Initially, the Rev. Mossell preached at St. Peter's Haytian Union Methodist Episcopal Church, but the next year he set up his own church, St. Paul's AME. Mary Mossell's efforts were integral in the success of the mission. She taught Sunday school, opened a day school, formed a Christian Musical Association which performed concerts, sang French translations of religious songs, and held a concert to raise funds to send five converts (including future AME Bishop John Hurst (1863-1930)) to study for the ministry at Wilberforce University. Her musical and linguistic talents allowed her do outreach to the Haitian elite, including composing original works in French and Creole that have, unfortunately, mostly been lost. They included "La grande marche" (dedicated to Haitian President Lysius Salomon) and "Le boquet" (dedicated to General François Denys Légitime).

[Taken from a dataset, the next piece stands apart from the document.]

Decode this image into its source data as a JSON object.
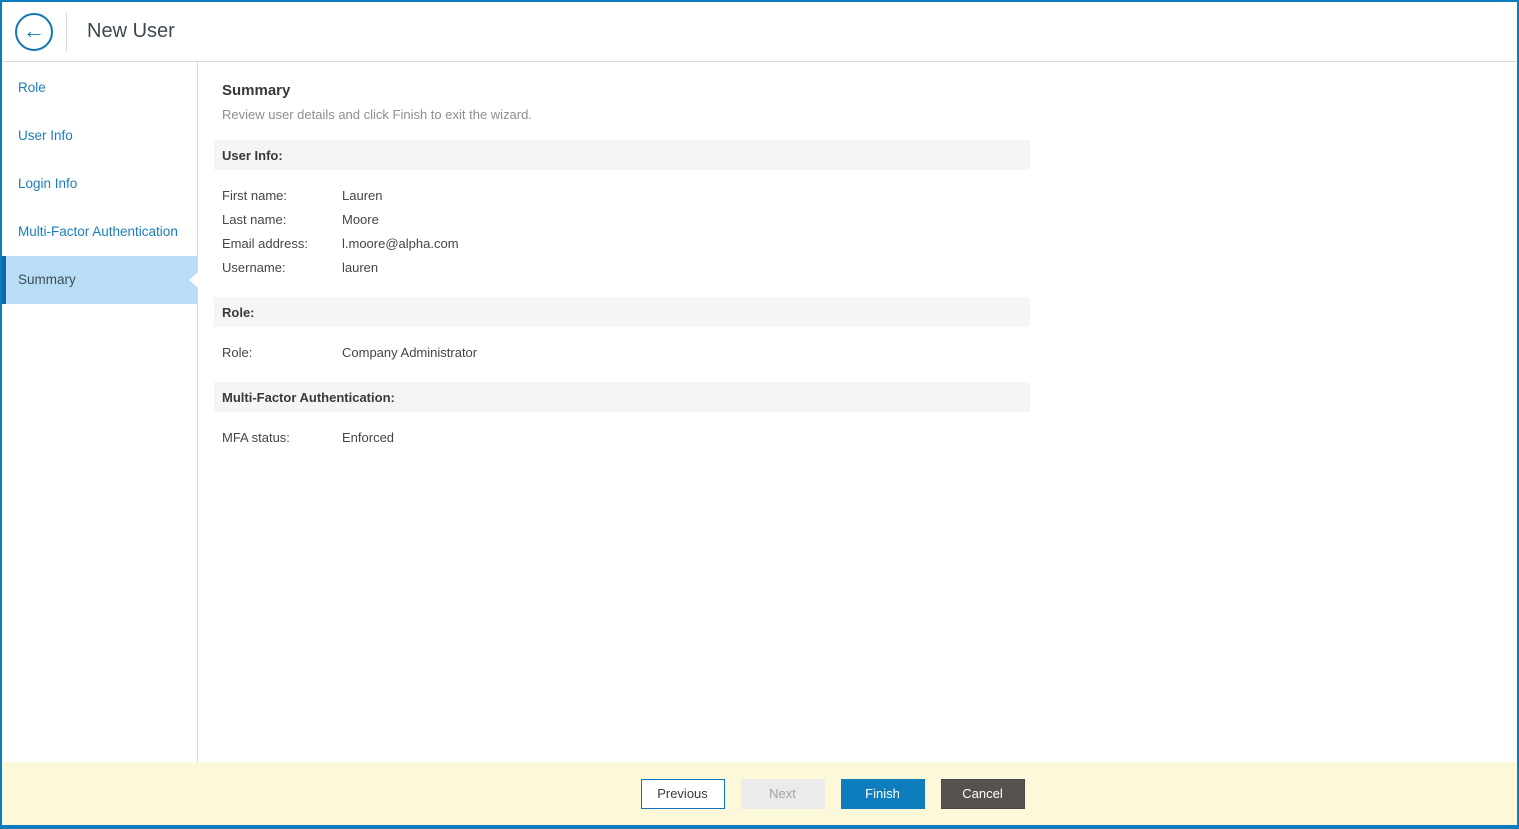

Tragedy also struck the mission repeatedly. The Mossell family was all struck with yellow fever, which killed Rev. Mossell's sister Alveretta Mossell. Mossell nursed her daughter Mary through smallpox. In September 1883, the Bazelais Revolution engulfed Port-au-Prince. Armed men - accounts differ as to whether they were rebels or government soldiers - killed many people taking refuge with the Mossell's, set fire to their home, and dragged off Rev. Mossell. Somehow, a pregnant Mary Mossell was able to prevent them from killing her husband, and with assistance reached the American consulate. Mossell gave premature birth to a daughter who died eleven months later, and her other daughter was missing for four days.

The Mossells returned to Baltimore in May 1885. Mary Mossell's health was poor since she gave birth, and she died in Baltimore on June 29, 1886. She is interred in Laurel Cemetery.